Richards was born in Liverpool, the son of Hannah Beatty and George Richards, a World War I veteran and wood machinist. After attending the Wallasey School of Art and Crafts, Albert Richards studied at the Royal College of Art for three months before being conscripted into the Army in 1940. He enlisted as a sapper in 286 Field Company, Royal Engineers and was promoted to the rank of Lance Corporal. He served as a sapper from April 1940 until the middle of 1943.

During that period he was assigned to duties such as building barrack huts and defence works throughout England and he frequently painted scenes showing these tasks. He submitted several of these paintings to the War Artists' Advisory Committee, which, impressed with their freshness and quality, began in May 1941, to purchase his artwork.

==1943–45==
In 1943, Richards volunteered for parachute duties and he underwent training at the No.1 Parachute Training School at RAF Ringway, near Manchester, He depicted this training in several paintings such as Kilkenny's Circus and Parachute Training over Tatton Park. In September 1943 Richards was offered a three-month contract by WAAC but declined to accept due to his other commitments; in December 1943 he accepted his first six-month WAAC commission.

In March 1944, he was granted an honorary commission with the rank of Captain. Later in the month Richards took part in a large scale parachute drop over Brize Norton in Oxfordshire, an event he recalled in the painting The Drop. This was in fact a practice exercise for D-Day. Richards took part in a second such event, Operation Mush, over five days in April across Gloucestershire.

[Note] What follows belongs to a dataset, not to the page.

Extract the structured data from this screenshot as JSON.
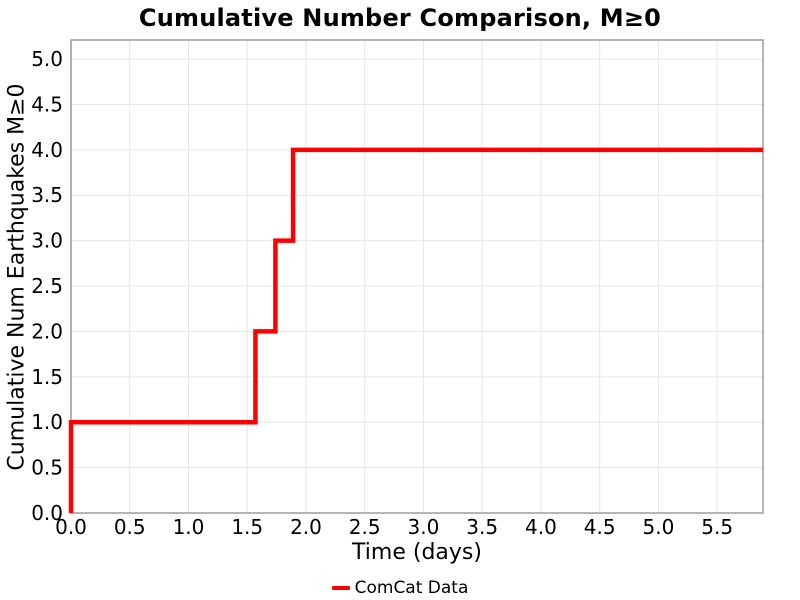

On D-Day, Richards landed in France by parachute with the 6th Airborne Division and took part in the attack on the Merville Battery and the capture of Le Plein village. Richards depicted the attack on the gun battery in several paintings composed within a few weeks of D-Day. After Le Plein had been secured, Richards continued with the advancing Allied forces through France and, after a brief period of leave in England, on into the Low Countries. In France he painted scenes such as the remains of the gliders used in the attack on Pegasus Bridge at Ranville, destroyed bridges and roadside camouflage screens.

In January 1945, he recorded the funerals held for the victims of the massacre at Bande in Belgium. One of Richards' last pictures, painted in February 1945, shows the bridge at Gennep built by Allied sappers across the flooded River Maas. It was in this area that Richards was killed on 5 March 1945 when his jeep drove over a landmine. He is buried at Milsbeek War Cemetery, near Gennep.

==Legacy==
As well as the Tate and the Imperial War Museum, Richards' pictures are represented in the collections of the Walker Art Gallery, the National Maritime Museum, and the Williamson Art Gallery.